Kebijakan larangan berorganisasi tersebut sama tumpang tindihnya dengan misi pemberadaban yang dibawa oleh penjajah ke negeri terjajah, penjajah mendidik terjajah dengan mendirikan sekolah sebagai “Recivilizing Mission” atau misi pemberadaban, tetapi di sisi lain penjajah tidak ingin jikalau pribumi terjajah lebih maju dan lebih kritis apalagi sampai mengkritik sistem pemerintahan kolonialisme. Maka dari itu, rasisme digaungkan agar penjajah dan terjajah tidak benar-benar setara dari segi apapun. Hal yang sama juga menimpa tokoh Minke dalam novel Bumi Manusia karya Pramoedya Ananta Toer, Minke selaku tokoh pribumi asli yang bersekolah di institusi pendidikan buatan Kolonial menunjukkan kemajuan yang lebih ketimbang anak keturunan Belanda totok di kelasnya. Tetapi karena kemajuannya itulah, salah satu gurunya memanggilnya “Minke” yang merupakan pelesetean dari kata “Monkey” agar tetap menjadi batasan bahwa semaju dan sepintar apapun engkau, engkau tetaplah monyet dan kamilah (Belanda) yang tetap lebih maju karena kami Belanda bukan monyet.

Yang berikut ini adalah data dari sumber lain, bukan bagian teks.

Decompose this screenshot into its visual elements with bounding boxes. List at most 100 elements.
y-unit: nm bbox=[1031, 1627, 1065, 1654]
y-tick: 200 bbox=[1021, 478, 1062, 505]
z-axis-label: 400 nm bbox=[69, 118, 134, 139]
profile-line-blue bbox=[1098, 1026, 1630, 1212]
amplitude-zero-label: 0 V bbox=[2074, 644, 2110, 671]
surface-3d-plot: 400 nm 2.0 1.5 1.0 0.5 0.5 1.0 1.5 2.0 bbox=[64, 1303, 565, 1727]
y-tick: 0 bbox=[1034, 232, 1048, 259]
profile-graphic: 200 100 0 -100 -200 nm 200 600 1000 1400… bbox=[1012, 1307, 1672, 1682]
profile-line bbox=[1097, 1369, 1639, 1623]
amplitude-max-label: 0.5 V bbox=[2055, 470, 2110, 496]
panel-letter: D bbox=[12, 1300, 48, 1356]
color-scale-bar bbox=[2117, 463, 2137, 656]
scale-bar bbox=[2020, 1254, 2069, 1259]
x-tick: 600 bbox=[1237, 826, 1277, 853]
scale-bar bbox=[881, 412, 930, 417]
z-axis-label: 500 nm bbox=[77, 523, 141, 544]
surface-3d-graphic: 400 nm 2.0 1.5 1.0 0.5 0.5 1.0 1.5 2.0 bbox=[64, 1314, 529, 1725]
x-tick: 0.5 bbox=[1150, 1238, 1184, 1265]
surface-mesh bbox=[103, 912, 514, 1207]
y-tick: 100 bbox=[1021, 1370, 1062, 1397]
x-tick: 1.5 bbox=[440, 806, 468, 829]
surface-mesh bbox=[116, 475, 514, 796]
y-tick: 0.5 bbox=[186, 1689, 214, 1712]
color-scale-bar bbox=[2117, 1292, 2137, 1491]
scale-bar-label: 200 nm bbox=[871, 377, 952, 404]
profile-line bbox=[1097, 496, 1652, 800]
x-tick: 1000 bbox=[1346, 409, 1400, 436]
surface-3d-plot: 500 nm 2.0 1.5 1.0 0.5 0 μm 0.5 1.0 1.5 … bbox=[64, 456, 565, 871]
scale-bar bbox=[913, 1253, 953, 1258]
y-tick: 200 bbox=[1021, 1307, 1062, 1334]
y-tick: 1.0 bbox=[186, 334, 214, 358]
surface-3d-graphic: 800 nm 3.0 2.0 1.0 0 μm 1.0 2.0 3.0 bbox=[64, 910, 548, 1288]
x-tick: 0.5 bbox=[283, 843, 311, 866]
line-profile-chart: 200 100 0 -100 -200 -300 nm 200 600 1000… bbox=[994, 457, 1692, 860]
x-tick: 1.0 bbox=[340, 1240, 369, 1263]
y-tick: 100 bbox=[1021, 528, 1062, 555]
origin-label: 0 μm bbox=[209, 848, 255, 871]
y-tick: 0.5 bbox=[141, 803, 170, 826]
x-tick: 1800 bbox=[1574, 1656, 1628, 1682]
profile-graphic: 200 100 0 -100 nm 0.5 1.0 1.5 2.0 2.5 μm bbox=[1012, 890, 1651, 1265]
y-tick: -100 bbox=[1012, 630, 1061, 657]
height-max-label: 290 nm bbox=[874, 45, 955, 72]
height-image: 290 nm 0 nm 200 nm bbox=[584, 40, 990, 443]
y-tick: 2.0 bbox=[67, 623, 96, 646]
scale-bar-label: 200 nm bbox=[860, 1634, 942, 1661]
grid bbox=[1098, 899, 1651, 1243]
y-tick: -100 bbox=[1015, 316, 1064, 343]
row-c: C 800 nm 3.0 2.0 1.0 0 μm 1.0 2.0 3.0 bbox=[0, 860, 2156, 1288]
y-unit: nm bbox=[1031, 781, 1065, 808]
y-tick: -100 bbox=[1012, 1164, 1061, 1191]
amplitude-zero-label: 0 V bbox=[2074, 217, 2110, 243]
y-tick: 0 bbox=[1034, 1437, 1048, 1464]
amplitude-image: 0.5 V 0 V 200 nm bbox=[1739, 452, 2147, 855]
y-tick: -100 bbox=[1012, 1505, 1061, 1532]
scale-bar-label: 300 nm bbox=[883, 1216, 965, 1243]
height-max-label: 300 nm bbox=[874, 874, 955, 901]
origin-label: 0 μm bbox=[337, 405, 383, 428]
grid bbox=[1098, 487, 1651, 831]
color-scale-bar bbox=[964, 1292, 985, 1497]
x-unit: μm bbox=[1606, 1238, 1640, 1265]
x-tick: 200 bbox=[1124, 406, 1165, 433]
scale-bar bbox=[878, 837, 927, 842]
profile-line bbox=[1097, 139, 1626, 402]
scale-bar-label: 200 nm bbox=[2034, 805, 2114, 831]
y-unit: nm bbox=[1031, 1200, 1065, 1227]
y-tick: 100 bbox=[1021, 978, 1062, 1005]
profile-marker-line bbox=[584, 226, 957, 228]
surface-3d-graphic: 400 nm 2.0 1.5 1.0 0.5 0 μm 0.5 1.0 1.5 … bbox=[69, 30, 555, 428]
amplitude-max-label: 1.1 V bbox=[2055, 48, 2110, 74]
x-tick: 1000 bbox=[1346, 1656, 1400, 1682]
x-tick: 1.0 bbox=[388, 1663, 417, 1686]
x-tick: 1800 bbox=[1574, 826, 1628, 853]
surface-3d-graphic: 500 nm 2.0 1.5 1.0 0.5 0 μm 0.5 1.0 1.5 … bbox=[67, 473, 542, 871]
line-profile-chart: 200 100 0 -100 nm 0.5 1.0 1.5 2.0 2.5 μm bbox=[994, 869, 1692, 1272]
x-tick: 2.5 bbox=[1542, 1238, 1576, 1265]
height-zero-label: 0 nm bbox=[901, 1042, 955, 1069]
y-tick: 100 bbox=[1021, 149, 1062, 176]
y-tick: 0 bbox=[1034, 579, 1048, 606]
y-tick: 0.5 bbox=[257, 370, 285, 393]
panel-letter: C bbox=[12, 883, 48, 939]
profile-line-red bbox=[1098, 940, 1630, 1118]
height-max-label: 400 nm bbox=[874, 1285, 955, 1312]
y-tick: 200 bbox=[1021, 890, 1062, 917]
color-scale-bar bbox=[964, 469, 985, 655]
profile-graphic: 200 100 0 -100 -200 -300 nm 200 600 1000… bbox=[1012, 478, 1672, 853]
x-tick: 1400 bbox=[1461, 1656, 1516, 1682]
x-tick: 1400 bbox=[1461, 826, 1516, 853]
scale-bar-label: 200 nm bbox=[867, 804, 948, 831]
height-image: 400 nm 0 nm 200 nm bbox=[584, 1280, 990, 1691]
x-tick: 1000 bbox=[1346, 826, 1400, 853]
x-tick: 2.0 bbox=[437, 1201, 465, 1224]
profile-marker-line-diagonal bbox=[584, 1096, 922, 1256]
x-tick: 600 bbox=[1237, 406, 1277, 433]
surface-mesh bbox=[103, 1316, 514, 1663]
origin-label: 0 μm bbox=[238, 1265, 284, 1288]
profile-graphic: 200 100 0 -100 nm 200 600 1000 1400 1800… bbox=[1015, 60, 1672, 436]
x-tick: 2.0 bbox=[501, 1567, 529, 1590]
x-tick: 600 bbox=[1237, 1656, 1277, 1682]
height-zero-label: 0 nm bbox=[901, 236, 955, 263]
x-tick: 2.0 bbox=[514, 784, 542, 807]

Institusi pendidikan tentunya harus menjadi ruang aman dari segala perilaku yang berpotensi mencederai peradaban. Apa yang dipaparkan oleh Peter Demerath merupakan wujud bagaimana pendidikan seharusnya bekerja, yakni pendidikan anti-rasis dan mampu menciptakan kesetaraan yang harmonis antar elemen dalam dunia pendidikan. Pendidikan ideal mestinya menghapus segala batasan kelas agar proses transformasi dan perkembangan ilmu pengetahuan mampu berjalan lebih kompleks lagi.

Terkait Apa yang menimpa Vini, dan mahasiswa yang dideskriminasi melalui rasisme tersebut, seharusnya tidak terjadi. Dunia telah menyepakati penghapusan segala bentuk penjajahan di muka bumi, maka harusnya selalu ada ruang aman bagi siapapun untuk berkembang serta mengekspresikan dirinya.